Effective IT service management, IO needed for government IT progress

Arguably no single concept is more universal within the realm of IT than the mandate to do more with less. Organization leaders are typically reluctant to increase IT funding, even as they ask their IT departments to deliver greater results and tackle harder challenges. 

Government agencies are no exception to this trend. If anything, public sector leaders may be even more inclined to adopt policies that force IT professionals to do more with less.

That being the case, it is imperative for government agencies to make IT service management and infrastructure optimization priorities. With a dual focus on these key areas, agencies can achieve significant IT progress without overrunning their budgets. 

CIO priorities and the need for IT progress
The importance of this focus on IO and ITSM can be seen in Gartner's 2015 CIO Agenda report. This study surveyed nearly 3,000 CIOs from around the world, including 343 government-based CIOs. Among those CIOs working for federal agencies, around 30 percent indicated their IT budgets recently decreased, further reinforcing the mandate emphasized above.

"Government agencies must embrace more sophisticated, advanced IT services."

Going further, the Gartner study emphasized the need for government CIOs to push their agencies to embrace more sophisticated, advanced IT services. An over-reliance on existing solutions is proving to be an obstacle for government-wide improvements, as Rick Howard, research director at Gartner, explained.

"The burden of legacy technologies in government puts innovation on a path of incremental improvement when agility and quick solution delivery is expected," said Howard. "It's all about starting with the digital world and what is possible – thinking cloud, mobile and situational context first – and then considering, 'How do we get there from here?' using information and technology."
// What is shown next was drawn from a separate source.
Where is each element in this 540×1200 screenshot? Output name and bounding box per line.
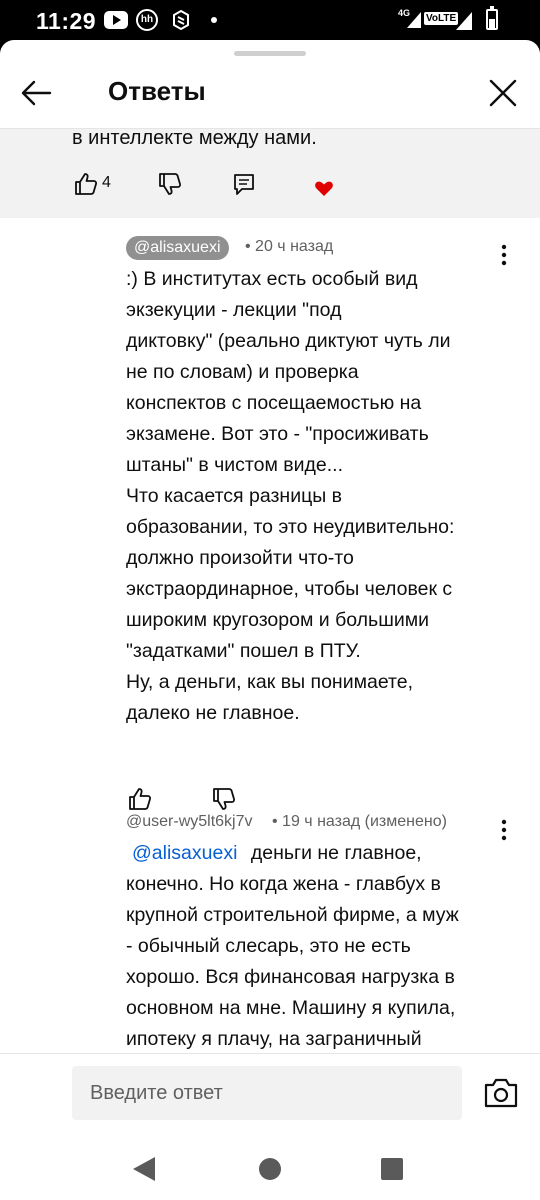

Howard went on to emphasize the importance of turning to the public cloud first for the majority of government IT initiatives. The public cloud will usually be the most cost-effective option for any given IT need. If security or compliance issues eliminate this option, then government CIOs should look at the private cloud or on-premise alternatives.

The report also noted the importance of business intelligence and analytics tools. According to Gartner, the move toward advanced IT services will inevitably produce a tremendous amount of unstructured and difficult-to-process data. CIOs are therefore eager to embrace BI and analytics solutions that can transform these resources into valuable insight.

"Government agencies are poised for major transformations."

Advancing IT the right way
With all this in mind, it's clear that government agencies are poised for major transformations in the near future. To do more with less, CIOs and other decision-makers will have no choice but to look for solutions that can maximize efficiency and performance while driving down costs. 

Yet embracing new solutions alone is not enough. To ensure that this IT progress actually delivers all of the sought-after benefits, agencies need high-quality ITSM solutions. Such resources will deliver tracking, reporting and measurement of IT operational performance. Lacking this insight, there will be no way for agency CIOs to truly confirm their IT investments are actually helping to achieve the goal of doing more with less. 

IO takes this concept even further. Government agencies can utilize IO to ensure new IT services align properly with daily and long-term goals and standards. Without this concentrated focus, there's a high chance that CIOs will embrace suboptimal IT services or deploy them in a less than ideal fashion. The adoption of cloud computing, mobile solutions and more offerings presents a new frontier for most government agencies, complete with significant risk and unavoidable uncertainty. A well-considered approach to IO can help to minimize the risk in this area.

However, it is important to note that both ITSM and IO services are not guaranteed to deliver results in and of themselves. Each of these areas is exceedingly dependent on the organization providing the service. For government agencies eager to do more with less in the realm of IT, then, the key is not simply to embrace ITSM and IO, but also to choose the right ITSM and IO service providers. Decision-makers must look for third-party vendors with robust experience in the public sector that have demonstrated an understanding of the IT landscape. By partnering with such a service provider, government agencies will be well positioned to take advantage of new IT solutions, and to improve their performance across the board as a result.